Leyendo un viejo ensayo de George
Steiner, caigo sobre un verso del escritor isabelino Thomas Nashe: «Brightness falls from the air». El verso
–sin duda el más citado de su autor– despierta un eco inmediato en español:
«Siempre la claridad viene del cielo». Un eco que es una inversión, pues el
poema de Nashe («In Time of Pestilence») es un canto fúnebre por las víctimas
de la peste, una elegía a los jóvenes que han muerto antes de tiempo a causa de
la plaga: la claridad, en su poema, no «viene» del cielo, sino que «cae»,
«desaparece» o se «desprende» de él, dejando una sombra donde antes había luz.
Sin embargo, el eco persiste. Siendo
como es un verso célebre –Eliot y Joyce le dedicaron largos comentarios, y hasta dio título en 1985 a una conocida novela de ciencia-ficción de Alice B. Sheldon–,
¿es posible que Claudio Rodríguez lo leyera de muchacho en alguna vieja
antología de poesía inglesa? ¿Que lo leyera y, tal vez, equivocara su sentido, usándolo
como resorte para llegar a su propia formulación?

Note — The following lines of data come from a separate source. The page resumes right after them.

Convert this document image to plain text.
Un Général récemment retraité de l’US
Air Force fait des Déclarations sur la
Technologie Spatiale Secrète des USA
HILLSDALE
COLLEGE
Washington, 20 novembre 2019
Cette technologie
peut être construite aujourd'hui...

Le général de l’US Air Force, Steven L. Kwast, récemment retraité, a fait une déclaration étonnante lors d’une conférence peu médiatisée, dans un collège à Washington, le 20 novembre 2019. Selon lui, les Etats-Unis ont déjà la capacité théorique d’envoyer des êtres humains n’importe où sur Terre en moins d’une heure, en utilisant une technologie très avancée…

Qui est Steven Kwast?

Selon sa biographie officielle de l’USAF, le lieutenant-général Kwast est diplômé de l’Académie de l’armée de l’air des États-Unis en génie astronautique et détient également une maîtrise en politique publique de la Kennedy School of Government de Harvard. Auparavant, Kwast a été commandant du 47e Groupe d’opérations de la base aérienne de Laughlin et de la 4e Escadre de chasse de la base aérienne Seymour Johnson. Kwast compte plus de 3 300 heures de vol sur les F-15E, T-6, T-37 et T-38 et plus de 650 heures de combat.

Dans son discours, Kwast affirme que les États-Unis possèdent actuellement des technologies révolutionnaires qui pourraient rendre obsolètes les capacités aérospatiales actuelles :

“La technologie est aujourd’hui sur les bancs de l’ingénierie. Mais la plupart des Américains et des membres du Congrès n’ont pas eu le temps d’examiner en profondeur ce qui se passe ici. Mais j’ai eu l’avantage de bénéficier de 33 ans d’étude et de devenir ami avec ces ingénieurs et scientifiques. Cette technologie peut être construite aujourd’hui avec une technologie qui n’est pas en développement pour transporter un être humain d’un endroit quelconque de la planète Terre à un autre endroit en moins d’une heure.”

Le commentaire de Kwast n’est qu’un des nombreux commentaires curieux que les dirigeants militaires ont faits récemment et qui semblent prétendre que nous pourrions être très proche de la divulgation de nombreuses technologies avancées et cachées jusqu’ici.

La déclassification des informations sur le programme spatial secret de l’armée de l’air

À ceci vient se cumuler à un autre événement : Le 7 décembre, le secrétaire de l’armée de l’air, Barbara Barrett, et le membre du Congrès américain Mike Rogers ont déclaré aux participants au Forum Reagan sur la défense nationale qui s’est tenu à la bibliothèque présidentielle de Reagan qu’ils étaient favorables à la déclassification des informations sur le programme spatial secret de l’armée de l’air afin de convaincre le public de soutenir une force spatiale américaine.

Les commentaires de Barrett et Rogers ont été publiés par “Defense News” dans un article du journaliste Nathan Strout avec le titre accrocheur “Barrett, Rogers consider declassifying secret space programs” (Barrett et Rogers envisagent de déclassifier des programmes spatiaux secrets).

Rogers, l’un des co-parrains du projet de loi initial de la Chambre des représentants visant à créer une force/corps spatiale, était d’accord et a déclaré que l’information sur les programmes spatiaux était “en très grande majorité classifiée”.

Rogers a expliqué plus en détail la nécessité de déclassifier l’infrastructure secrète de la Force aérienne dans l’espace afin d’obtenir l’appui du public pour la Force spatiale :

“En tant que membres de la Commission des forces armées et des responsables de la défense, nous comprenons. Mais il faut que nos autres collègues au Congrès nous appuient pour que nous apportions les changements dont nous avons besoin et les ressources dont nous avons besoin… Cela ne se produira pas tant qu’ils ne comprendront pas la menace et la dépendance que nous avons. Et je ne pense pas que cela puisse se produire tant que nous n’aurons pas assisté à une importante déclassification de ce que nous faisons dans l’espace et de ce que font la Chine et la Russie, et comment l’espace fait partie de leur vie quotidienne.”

En todo caso, sería un misreading que viene de lejos, un
malentendido irónico, pues casi todos los expertos coinciden en que el verso de
Nashe es fruto de una errata y que su autor se refería más bien al «hair», el «cabello» de esos jóvenes
dorados que se mueren literalmente ante sus ojos. La errata convierte una simple descripción
física en una imagen memorable de la ruina del mundo, de su caída en desgracia.
Una imagen que ha pervivido a lo largo de los siglos y que reaparece, extrañamente
–por azar o a sabiendas–, en el verso inicial de Don de la ebriedad, confirmando así las viejas jerarquías, la certeza de que nada puede ocurrir en este mundo sublunar sin permiso del cielo.